Un tema ricorrente, negli eventi di Make in Italy, è la crescente tendenza all’automazione incrociata con il digitale. Marco Bettiol, docente di Internet Marketing all’università di Padova, ne ha parlato nel corso del convegno «Il 4.0 a misura di piccoli», venerdì 8 giugno. «La domanda che dobbiamo farci – sottolinea lo studioso – è “perché” il 4.0 dovrebbe essere solo per le aziende “grandi”. In realtà, infatti, in Italia non è così: una ricerca condotta dal Laboratorio Manifattura digitale dell’università di Padova ha messo in luce che, nel 2017, in Italia il 18% delle aziende usa tecnologie 4.0 e sono soprattutto le medie e piccole ad averle adottate».
Il piano governativo varato dall’ex ministro allo Sviluppo economico Carlo Calenda viene visto con favore: «Avrà un effetto-volano. Ma è importante evidenziare che la trasformazione e l’implementazione di innovazioni tecnologiche era già in atto in moltissime Pmi già prima che il programma di incentivi fosse varato, è in corso da dieci anni cioè dall’indomani dello scoppio della grande crisi – riprende Bettiol –. Un aspetto di estremo interesse è che le nostre imprese stanno usando queste tecnologie per esaltare la propria dimensione artigianale. Diventano una sorta di “super artigiani”, innovano per aumentare la capacità di produrre su misura».

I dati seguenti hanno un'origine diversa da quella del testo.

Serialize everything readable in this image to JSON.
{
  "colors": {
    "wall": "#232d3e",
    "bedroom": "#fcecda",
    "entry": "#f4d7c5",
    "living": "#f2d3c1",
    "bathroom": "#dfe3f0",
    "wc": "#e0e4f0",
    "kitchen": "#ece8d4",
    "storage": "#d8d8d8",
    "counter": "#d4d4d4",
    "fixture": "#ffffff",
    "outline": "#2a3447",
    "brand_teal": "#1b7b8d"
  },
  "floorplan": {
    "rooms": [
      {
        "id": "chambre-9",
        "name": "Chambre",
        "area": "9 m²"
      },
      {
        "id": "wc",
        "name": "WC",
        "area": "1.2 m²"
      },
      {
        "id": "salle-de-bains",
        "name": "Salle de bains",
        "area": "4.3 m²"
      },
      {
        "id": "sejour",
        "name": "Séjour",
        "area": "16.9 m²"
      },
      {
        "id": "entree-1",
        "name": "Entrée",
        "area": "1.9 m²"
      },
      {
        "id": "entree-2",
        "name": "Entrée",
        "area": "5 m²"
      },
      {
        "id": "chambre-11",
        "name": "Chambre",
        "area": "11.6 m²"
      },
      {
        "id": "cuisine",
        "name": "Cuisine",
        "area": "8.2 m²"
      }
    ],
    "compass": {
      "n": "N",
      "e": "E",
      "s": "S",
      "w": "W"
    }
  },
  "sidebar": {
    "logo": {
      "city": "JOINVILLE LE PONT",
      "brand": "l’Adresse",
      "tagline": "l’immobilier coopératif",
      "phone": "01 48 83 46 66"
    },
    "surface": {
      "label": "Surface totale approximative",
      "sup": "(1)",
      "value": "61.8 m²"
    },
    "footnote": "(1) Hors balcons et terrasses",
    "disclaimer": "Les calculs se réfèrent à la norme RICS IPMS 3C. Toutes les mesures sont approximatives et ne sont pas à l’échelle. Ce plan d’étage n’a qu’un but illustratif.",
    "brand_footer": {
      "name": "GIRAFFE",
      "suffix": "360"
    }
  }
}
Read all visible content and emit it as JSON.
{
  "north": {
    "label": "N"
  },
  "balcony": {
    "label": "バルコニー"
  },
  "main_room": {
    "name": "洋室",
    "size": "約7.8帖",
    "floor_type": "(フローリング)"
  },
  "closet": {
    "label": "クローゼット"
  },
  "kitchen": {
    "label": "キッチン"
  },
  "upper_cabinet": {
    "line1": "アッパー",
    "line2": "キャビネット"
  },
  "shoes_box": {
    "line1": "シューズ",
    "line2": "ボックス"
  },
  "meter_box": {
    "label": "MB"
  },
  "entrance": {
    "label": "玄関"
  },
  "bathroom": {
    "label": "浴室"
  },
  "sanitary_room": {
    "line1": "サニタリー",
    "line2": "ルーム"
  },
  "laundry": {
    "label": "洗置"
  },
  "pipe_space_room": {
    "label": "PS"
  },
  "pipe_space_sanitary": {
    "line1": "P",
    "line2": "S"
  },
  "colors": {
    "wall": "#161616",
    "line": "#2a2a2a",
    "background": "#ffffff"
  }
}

Non è nemmeno una questione di dimensione aziendale, bensì di capacità di soddisfare il cliente. «Se avevamo il timore che queste tecnologie cancellassero l’artigianalità, in Italia e nel Veneto sta accadendo esattamente il contrario». Bettiol cita casi pratici: aziende del mobile che, impiegando robot per le lavorazioni ripetitive, ora possono spostare i dipendenti in lavorazioni specifiche di più alta qualità; o tacchifici che, nella Riviera del Brenta, hanno adottato stampanti 3d, macchine a controllo numerico e strumenti per far interagire i propri modellisti con gli stilisti che, da tutto il mondo, seguono i progetti.

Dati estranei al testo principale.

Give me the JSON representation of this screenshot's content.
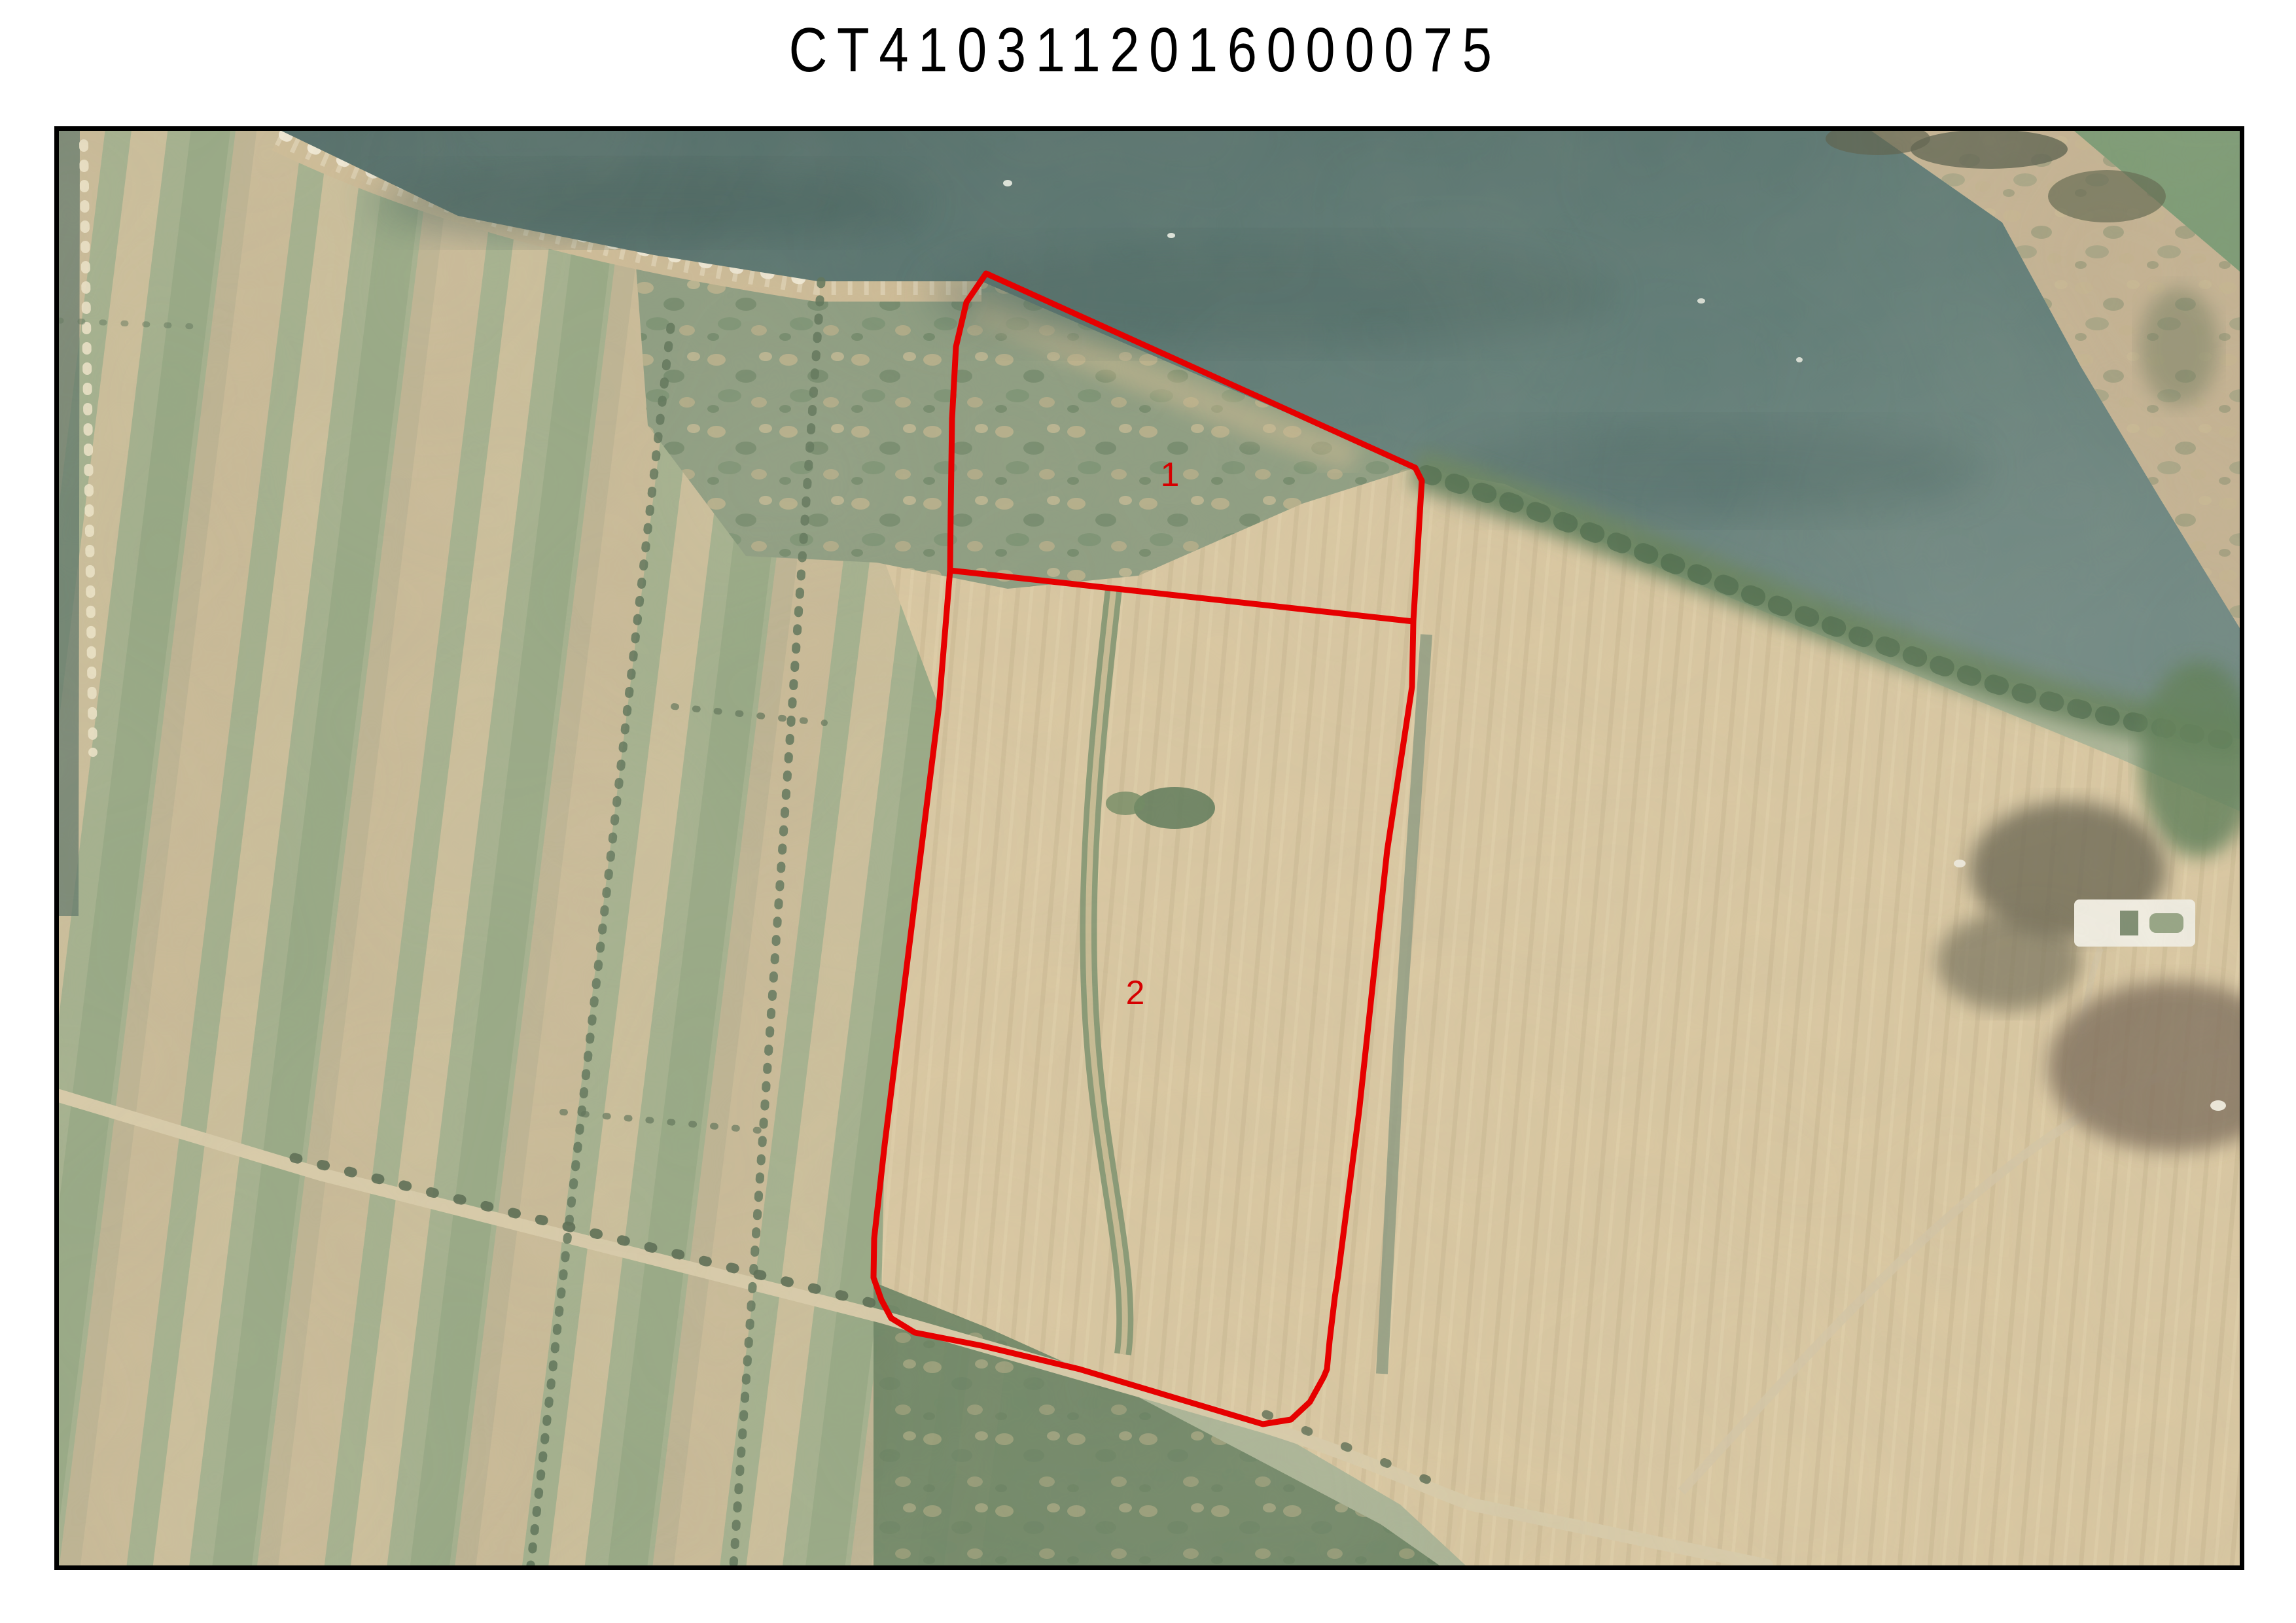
{
  "header": {
    "title": "CT4103112016000075"
  },
  "map": {
    "border_color": "#000000",
    "overlay_color": "#e60000",
    "label_color": "#d60000",
    "water_color": "#5d7a75",
    "field_tan_color": "#d9c7a1",
    "field_green_color": "#a3b08d",
    "parcels": [
      {
        "label": "1"
      },
      {
        "label": "2"
      }
    ]
  }
}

«La tecnologia aiuta l’azienda a essere ancora più artigianale, perché ora i modellisti possono occuparsi a tempo pieno della collaborazione con gli stilisti. L’azienda ha potuto persino assumere un maestro mosaicista che crea mosaici su tacchi ogni volta diversi: l’automatizzazione dei processi – conclude il docente – permette di aumentare la quota di artigianalità».